Die SG-Spieler indes flüchteten sich nach dem Ende der Partie in Zweckopitimismus: „Wenn wir so kämpfen, dann kommen wir in Zukunft trotzdem noch weit“, verlautbarte der SG-Kapitän Matthias Hahn. Derweil präsentierte sich der ansonsten eher griesgrämige THW-Trainer gestern von seiner humorvollen Seite: „Nach so einer nervenaufreibenden Partie freue ich mich auf meine Knieoperation“, scherzte der Trainer, dem eigenen Angaben zufolge Kreuz- und Außenbänder plus Meniskus im linken Knie fehlen.

Der DHB-Ligaausschussvorsitzende Heinz Jacobsen grinste nach Turnierende wie ein Honigkuchenpferd auf Drogen – nicht ohne Grund, immerhin war die Alsterdorfer Sporthalle an dem Finalwochenende restlos ausverkauft und auch in den Seminalfinals am Sonnabend wurde dem passionierten Handball-Anhang erquicklicher Sport geboten.

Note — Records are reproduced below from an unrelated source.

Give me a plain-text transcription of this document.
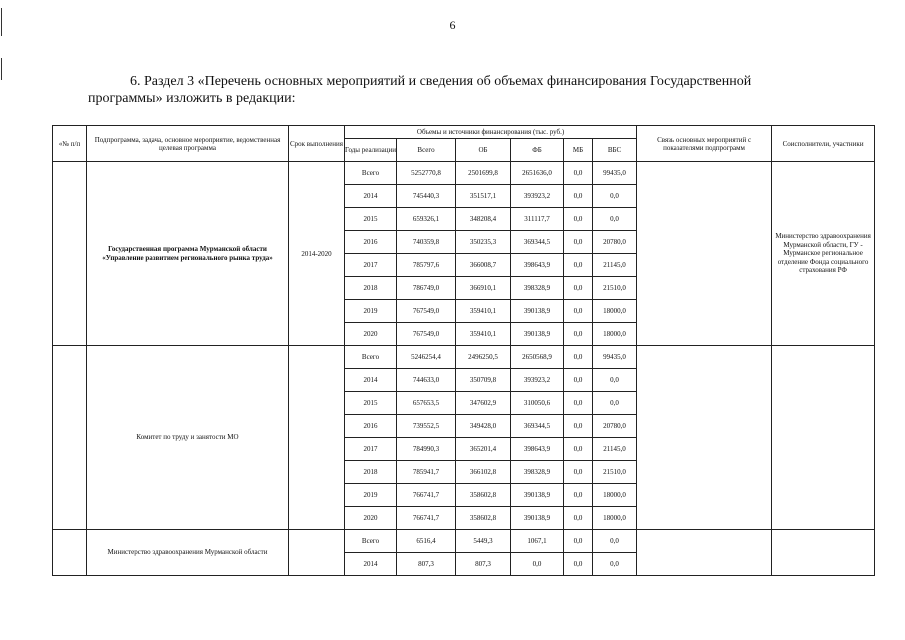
6
6. Раздел 3 «Перечень основных мероприятий и сведения об объемах финансирования Государственной
программы» изложить в редакции:
«№ п/п	Подпрограмма, задача, основное мероприятие, ведомственная целевая программа	Срок выполнения	Объемы и источники финансирования (тыс. руб.)						Связь основных мероприятий с показателями подпрограмм	Соисполнители, участники
			Годы реализации	Всего	ОБ	ФБ	МБ	ВБС		
	Государственная программа Мурманской области «Управление развитием регионального рынка труда»	2014-2020	Всего	5252770,8	2501699,8	2651636,0	0,0	99435,0		Министерство здравоохранения Мурманской области, ГУ - Мурманское региональное отделение Фонда социального страхования РФ
			2014	745440,3	351517,1	393923,2	0,0	0,0		
			2015	659326,1	348208,4	311117,7	0,0	0,0		
			2016	740359,8	350235,3	369344,5	0,0	20780,0		
			2017	785797,6	366008,7	398643,9	0,0	21145,0		
			2018	786749,0	366910,1	398328,9	0,0	21510,0		
			2019	767549,0	359410,1	390138,9	0,0	18000,0		
			2020	767549,0	359410,1	390138,9	0,0	18000,0		
	Комитет по труду и занятости МО		Всего	5246254,4	2496250,5	2650568,9	0,0	99435,0		
			2014	744633,0	350709,8	393923,2	0,0	0,0		
			2015	657653,5	347602,9	310050,6	0,0	0,0		
			2016	739552,5	349428,0	369344,5	0,0	20780,0		
			2017	784990,3	365201,4	398643,9	0,0	21145,0		
			2018	785941,7	366102,8	398328,9	0,0	21510,0		
			2019	766741,7	358602,8	390138,9	0,0	18000,0		
			2020	766741,7	358602,8	390138,9	0,0	18000,0		
	Министерство здравоохранения Мурманской области		Всего	6516,4	5449,3	1067,1	0,0	0,0		
			2014	807,3	807,3	0,0	0,0	0,0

So schaffte der THW Kiel den Finaleinzug nur mit Ach und Krach nach einem 28:27 (24:24, 13:9) nach Verlängerung gegen die SG W/M Frankfurt. Zuvor taten sich die Flensburger bei dem 27:20 (11:11) gegen GWD Minden schwer. „Das war wirklich toller Sport“, meinte Jacobsen.

Bei soviel Jubel, mühte sich auch SG-Coach Rasmussen redlich, mit in den Freudenchor einzustimmen: „Hauptsache wir haben toll gekämpft“, beschied er knapp und schlich von dannen. An der dänischen Grenze indes wird man sich mit derlei „Erfolgen“ nicht mehr lange begnügen.